PyTorch 速查表
本文档提供 PyTorch 常用 API 的快速参考,涵盖从基础操作到高级功能的常用代码片段。
安装与配置
安装命令
# CPU 版本
pip install torch torchvision torchaudio
# GPU 版本(CUDA 12.4)
pip install torch torchvision torchaudio --index-url https://download.pytorch.org/whl/cu124
# GPU 版本(CUDA 12.1)
pip install torch torchvision torchaudio --index-url https://download.pytorch.org/whl/cu121
# 使用 conda(注意:PyTorch 2.6+ 不再发布 conda 包)
conda install pytorch torchvision torchaudio pytorch-cuda=12.1 -c pytorch -c nvidia
验证安装
import torch
print(f"PyTorch 版本: {torch.__version__}")
print(f"CUDA 可用: {torch.cuda.is_available()}")
print(f"CUDA 版本: {torch.version.cuda}")
print(f"GPU 数量: {torch.cuda.device_count()}")
print(f"当前 GPU: {torch.cuda.current_device()}")
print(f"GPU 名称: {torch.cuda.get_device_name(0)}")
张量创建
import torch
import numpy as np
# 从数据创建
torch.tensor([1, 2, 3])
torch.tensor([[1, 2], [3, 4]], dtype=torch.float32)

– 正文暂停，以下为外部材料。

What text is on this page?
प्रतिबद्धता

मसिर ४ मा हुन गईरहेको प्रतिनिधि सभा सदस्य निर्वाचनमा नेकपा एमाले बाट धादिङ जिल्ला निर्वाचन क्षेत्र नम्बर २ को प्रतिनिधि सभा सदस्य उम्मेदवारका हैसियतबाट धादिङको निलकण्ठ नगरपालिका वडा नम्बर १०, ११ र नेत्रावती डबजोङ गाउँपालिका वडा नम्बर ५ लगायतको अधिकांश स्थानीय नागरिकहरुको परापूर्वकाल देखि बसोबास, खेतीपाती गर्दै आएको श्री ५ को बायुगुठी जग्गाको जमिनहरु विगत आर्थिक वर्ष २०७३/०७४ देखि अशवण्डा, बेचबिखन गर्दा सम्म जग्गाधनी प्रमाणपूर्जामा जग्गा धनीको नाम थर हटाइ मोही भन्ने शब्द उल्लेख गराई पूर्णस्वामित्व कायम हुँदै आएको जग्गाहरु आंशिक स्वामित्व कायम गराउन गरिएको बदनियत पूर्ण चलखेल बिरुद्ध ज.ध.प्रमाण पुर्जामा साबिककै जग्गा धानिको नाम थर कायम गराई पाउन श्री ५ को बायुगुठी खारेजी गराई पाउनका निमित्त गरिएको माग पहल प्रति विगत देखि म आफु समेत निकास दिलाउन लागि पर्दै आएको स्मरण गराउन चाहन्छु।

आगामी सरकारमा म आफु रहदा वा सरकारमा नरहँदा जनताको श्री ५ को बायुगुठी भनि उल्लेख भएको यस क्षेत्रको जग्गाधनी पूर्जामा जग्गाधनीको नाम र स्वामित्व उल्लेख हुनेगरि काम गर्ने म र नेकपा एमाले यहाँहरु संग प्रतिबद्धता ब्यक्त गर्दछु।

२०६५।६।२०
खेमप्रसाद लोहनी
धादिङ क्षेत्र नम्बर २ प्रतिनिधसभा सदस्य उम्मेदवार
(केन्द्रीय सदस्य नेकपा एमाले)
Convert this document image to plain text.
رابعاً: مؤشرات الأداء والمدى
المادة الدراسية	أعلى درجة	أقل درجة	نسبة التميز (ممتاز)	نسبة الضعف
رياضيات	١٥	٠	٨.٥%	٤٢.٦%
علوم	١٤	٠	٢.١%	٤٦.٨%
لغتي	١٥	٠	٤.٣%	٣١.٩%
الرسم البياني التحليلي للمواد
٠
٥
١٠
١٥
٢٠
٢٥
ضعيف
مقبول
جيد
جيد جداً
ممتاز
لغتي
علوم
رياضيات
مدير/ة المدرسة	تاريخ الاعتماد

torch.as_tensor([1, 2, 3]) # 共享内存
torch.from_numpy(np.array([1, 2, 3])) # 从 NumPy
# 工厂函数
torch.zeros(2, 3) # 全零
torch.ones(2, 3) # 全一
torch.empty(2, 3) # 未初始化
torch.full((2, 3), 7) # 填充值
torch.eye(3) # 单位矩阵
# 随机张量
torch.rand(2, 3) # 均匀分布 [0, 1)
torch.randn(2, 3) # 标准正态分布
torch.randint(0, 10, (2, 3)) # 随机整数 [low, high)
torch.randperm(10) # 随机排列
# 序列
torch.arange(0, 10, 2) # [0, 2, 4, 6, 8]
torch.linspace(0, 1, 5) # 等间隔
torch.logspace(0, 2, 5) # 对数间隔
# 基于现有张量
torch.zeros_like(x)
torch.ones_like(x)
torch.empty_like(x)
torch.rand_like(x, dtype=torch.float)
torch.full_like(x, fill_value=7)
张量属性
x.shape # 形状(torch.Size)
x.size() # 形状
x.dim() # 维度数
x.ndim # 维度数
x.numel() # 元素总数
x.dtype # 数据类型
x.device # 设备
x.is_leaf # 是否叶子节点
x.requires_grad # 是否需要梯度
x.grad # 梯度值
x.data # 数据(不含梯度信息)
数据类型
# 类型转换
x.float() # torch.float32
x.double() # torch.float64
x.half() # torch.float16
x.bfloat16() # torch.bfloat16
x.int() # torch.int32
x.long() # torch.int64
x.short() # torch.int16
x.char() # torch.int8
x.byte() # torch.uint8
x.bool() # torch.bool
# 使用 to 方法
x.to(torch.float32)
x.to(dtype=torch.float64)
x.to(dtype=torch.half)
# 类型检查
x.is_floating_point()
x.is_complex()
索引与切片
# 基本索引
x[0, 1] # 单个元素
x[0] # 第一行
x[:, 0] # 第一列
x[-1] # 最后一行
x[-1, -1] # 最后一个元素
# 切片
x[0:2] # 前两行
x[:, 1:3] # 第2-3列
x[::2, ::2] # 步长为2
x[1:3, 2:4] # 子区域
# 布尔索引
x[x > 0] # 大于0的元素
x[torch.rand(3) > 0.5]
torch.masked_select(x, mask)
# 高级索引
x[[0, 2], [1, 2]] # (0,1) 和 (2,2)
torch.index_select(x, dim=0, index=torch.tensor([0, 2]))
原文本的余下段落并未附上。